The Los Angeles Times carried this defining story yesterday:
An illegal immigrant couple with six children were already living in poverty. Then the quadruplets arrived.Let's see: Angela Magdaleno and her husband (really? different last name), both illegals, have been in the United States for 22 and 28 years, respectively. Neither speaks English. "Even her teenage daughters speak mostly Spanish; their English vocabulary is limited," the Times says. "Yet all of Magdaleno's 10 children are U.S. citizens. The triplets receive subsidized school lunches. All the youngsters have had their healthcare bills covered by Medi-Cal, the state and federal healthcare program for the poor." They also receive $700 a month in Social Security payments.
The two-hanky story solicits our tears for Angela and her state-supported brood, but I do not fear for her welfare or that of her 10 offspring. No, they won't get rich siphoning their income off California and United States taxpayers, but the nation they invited themselves to will see that their basic needs are taken care of, and that their 10 anchor babies, automatic citizens to gladden a Bushbot's heart, will be able to have all the additional babies they want. Even if they restrain themselves and hold the line at, say, four each, that's 40 additional kids who are legally American but culturally Mexican in the next generation.
You got a problem with that?
Hey, the social work Establishment doesn't; they're probably fighting among themselves to step into the spotlight with aid for Angela and her accidental familia.
The Los Angeles Times doesn't; its owners and managers, who live in places like Beverly Hills and San Marino, think it's just dandy to bring another 10 sons and daughters of illegals into the world in South Los Angeles.
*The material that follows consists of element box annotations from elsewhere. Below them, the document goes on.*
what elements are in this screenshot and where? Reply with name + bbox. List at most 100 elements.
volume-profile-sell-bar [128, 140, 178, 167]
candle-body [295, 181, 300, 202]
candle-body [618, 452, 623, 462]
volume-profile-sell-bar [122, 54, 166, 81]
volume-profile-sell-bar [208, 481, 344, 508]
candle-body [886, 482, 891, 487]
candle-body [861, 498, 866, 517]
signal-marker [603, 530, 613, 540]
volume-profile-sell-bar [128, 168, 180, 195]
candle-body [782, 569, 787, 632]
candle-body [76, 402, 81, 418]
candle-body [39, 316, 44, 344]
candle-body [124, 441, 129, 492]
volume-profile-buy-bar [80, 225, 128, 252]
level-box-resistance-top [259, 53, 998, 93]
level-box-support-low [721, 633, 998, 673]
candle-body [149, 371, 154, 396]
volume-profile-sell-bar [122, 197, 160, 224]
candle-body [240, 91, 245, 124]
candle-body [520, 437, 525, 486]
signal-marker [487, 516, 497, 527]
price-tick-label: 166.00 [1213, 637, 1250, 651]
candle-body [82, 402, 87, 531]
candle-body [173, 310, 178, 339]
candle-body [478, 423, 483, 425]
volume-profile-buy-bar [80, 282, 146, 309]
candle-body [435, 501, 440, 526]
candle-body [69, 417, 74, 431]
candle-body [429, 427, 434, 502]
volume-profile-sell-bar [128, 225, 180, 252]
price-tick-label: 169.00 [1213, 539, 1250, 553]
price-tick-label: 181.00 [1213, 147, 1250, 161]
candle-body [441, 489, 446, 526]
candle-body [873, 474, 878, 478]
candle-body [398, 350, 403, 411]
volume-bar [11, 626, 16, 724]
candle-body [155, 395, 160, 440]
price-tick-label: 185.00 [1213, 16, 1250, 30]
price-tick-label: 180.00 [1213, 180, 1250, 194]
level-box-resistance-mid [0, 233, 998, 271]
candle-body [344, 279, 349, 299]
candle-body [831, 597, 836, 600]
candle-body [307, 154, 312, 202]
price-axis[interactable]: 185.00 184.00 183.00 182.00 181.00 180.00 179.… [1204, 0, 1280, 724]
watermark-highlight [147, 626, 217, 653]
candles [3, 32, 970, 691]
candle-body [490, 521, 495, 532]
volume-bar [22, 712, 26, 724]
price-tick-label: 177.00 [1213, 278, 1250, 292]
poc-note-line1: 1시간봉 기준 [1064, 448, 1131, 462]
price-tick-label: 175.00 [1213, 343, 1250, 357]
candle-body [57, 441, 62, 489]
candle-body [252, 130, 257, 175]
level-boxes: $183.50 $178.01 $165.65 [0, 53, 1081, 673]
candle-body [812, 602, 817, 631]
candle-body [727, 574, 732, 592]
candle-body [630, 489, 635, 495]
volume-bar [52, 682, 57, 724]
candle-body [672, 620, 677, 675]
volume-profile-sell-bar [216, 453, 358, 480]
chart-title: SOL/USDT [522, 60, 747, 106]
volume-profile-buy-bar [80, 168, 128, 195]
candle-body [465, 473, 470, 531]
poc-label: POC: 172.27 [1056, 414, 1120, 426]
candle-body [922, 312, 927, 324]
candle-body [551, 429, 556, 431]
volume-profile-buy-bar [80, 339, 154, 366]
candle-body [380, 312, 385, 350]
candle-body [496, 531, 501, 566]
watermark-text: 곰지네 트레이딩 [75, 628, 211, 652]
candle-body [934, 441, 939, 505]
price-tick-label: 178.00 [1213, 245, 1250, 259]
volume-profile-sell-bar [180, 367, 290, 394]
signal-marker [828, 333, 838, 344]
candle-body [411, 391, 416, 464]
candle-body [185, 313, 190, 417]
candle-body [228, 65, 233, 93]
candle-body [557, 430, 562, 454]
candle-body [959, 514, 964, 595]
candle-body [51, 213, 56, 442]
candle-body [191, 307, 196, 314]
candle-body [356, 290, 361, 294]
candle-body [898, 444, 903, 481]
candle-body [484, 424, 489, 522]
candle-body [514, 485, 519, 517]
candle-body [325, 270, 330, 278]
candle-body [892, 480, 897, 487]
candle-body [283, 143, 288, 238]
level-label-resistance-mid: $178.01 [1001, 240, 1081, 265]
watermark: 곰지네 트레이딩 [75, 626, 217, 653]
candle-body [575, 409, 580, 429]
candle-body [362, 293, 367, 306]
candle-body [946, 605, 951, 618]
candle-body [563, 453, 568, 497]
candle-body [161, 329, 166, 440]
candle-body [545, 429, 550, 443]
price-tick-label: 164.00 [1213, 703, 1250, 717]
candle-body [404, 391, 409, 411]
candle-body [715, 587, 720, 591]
Celebrate diversity and keep the Mexifornia advertisers and politicians happy. The story's deck thinks it's cute: "They're still in a daze." Wow, man, far out.
The George W. Bush Mafia doesn't; it's four more steps toward abolishing American sovereignty and realizing his dream of a Latino-majority country.
The Bush vassals working in what's laughably called immigration enforcement don't; the paper has no hesitation about publishing the parents' illegal status, because they know the fix is in and the couple is untouchable by the law.
The business Establishment doesn't; yipee, another four sub-minimum-wage counter wipers and burger wrappers whose social costs the taxpayers, those permasuckers, will absorb.
The Liberal Establishment doesn't; here's the exception that proves the rule that "U.S. immigrants' stories are often about reinvention and newfound prosperity, about leaving behind poverty and limitations." Like all Angela's neighbors in South Los Gangeles.
Well then, who does that leave to harbor some unworthy doubts about Angela's baby factory? I guess it's just you and me, friend. And I don't imagine the people in the corner offices with the leather swivel chairs give a toss what we think.